1 The rise of fascism and Nazism as seen from North Africa (1934-1940)
chapter abstract

This book section is composed of myriad sources that track the rise of Nazism, the Vichy French regime, and Fascist Italy from the perspective of those in North Africa, including European refugees, former volunteer fighters for the fight against fascism in the Spanish Civil War and the French Foreign Legion, and a diverse array of local North Africans. Together, they provide evidence that the region of North Africa was closely bound up with events in Europe leading up to the outbreak of the Second World War, and that those in North Africa—locals as well as the forcibly displaced—lent these events their own perspectives, predictions, and sentiments.

2 Race laws, internment, & spoliation (1940-1943)
chapter abstract

This section charts the implementation of race laws, forced internment, and spoliation by the French Vichy, Nazi, and Fascist Italian regimes in North Africa. This collection of primary documents, all of which offer unique first-hand perspectives, explore the experience of interment in forced labor, internment, and prison camps that stretched across the Sahara and all of North Africa; the loss of property and businesses by North African Jews subject to anti-Semitic laws; the tremendous toll that war and state-sponsored famine imposed upon the peoples and landscape of North Africa; and the threat of sexual violence that attended occupation.
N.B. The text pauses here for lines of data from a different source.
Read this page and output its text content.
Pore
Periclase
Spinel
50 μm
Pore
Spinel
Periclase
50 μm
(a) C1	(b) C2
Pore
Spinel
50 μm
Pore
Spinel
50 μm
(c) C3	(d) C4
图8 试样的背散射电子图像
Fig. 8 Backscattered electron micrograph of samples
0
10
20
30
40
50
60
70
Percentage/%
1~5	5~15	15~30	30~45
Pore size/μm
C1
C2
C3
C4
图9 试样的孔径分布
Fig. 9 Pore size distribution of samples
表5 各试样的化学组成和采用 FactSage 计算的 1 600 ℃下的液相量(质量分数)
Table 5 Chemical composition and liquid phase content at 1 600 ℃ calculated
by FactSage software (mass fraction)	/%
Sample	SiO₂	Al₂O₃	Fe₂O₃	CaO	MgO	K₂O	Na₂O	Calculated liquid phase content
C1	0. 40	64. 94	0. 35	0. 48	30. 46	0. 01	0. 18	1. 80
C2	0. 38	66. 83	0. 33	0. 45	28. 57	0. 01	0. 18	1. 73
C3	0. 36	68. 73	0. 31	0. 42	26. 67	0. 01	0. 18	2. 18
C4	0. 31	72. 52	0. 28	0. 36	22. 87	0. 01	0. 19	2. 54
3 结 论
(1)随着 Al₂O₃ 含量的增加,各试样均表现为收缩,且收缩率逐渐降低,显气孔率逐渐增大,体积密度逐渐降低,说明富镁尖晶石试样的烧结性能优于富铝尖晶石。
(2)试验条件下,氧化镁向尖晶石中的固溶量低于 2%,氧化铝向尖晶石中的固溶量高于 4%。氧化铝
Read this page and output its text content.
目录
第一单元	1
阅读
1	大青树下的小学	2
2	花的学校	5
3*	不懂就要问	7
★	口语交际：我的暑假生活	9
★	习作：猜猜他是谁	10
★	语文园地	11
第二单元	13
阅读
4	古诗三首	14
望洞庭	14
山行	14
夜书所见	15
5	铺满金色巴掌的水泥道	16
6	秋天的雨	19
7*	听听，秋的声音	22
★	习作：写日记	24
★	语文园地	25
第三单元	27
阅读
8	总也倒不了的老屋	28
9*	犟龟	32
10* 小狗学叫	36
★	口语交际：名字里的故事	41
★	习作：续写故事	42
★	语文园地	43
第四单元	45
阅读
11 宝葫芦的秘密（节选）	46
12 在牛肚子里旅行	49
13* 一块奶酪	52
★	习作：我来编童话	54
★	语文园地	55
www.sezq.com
3 The late and post-war era (1943-1950)
chapter abstract

This section portrays the unfolding of the late and post-World War II era in North Africa. These sources explore the November 1942 Anglo-American invasion of French Morocco and Algeria, Operation Torch, which brought some 107,000 British and American troops to North Africa. Some accounts emphasize the joyousness with which American and other Allied troops were welcomed in North Africa, particularly by Jews. But the Americans did not bring transformation overnight. The Allied powers agreed that Vichy rule in North Africa did not officially end (and would remain in place until 1943). Despite lobbying by international Jewish organizations, political prisoners, including many Jews, languished in Vichy camps for some time, and anti-Jewish Vichy legislation was not immediately abrogated. Operation Torch augured a new jockeying for power in North Africa. Finally, this section documents the shaping of postwar memory in North Africa, in prayer, public remembrance, memoir and more.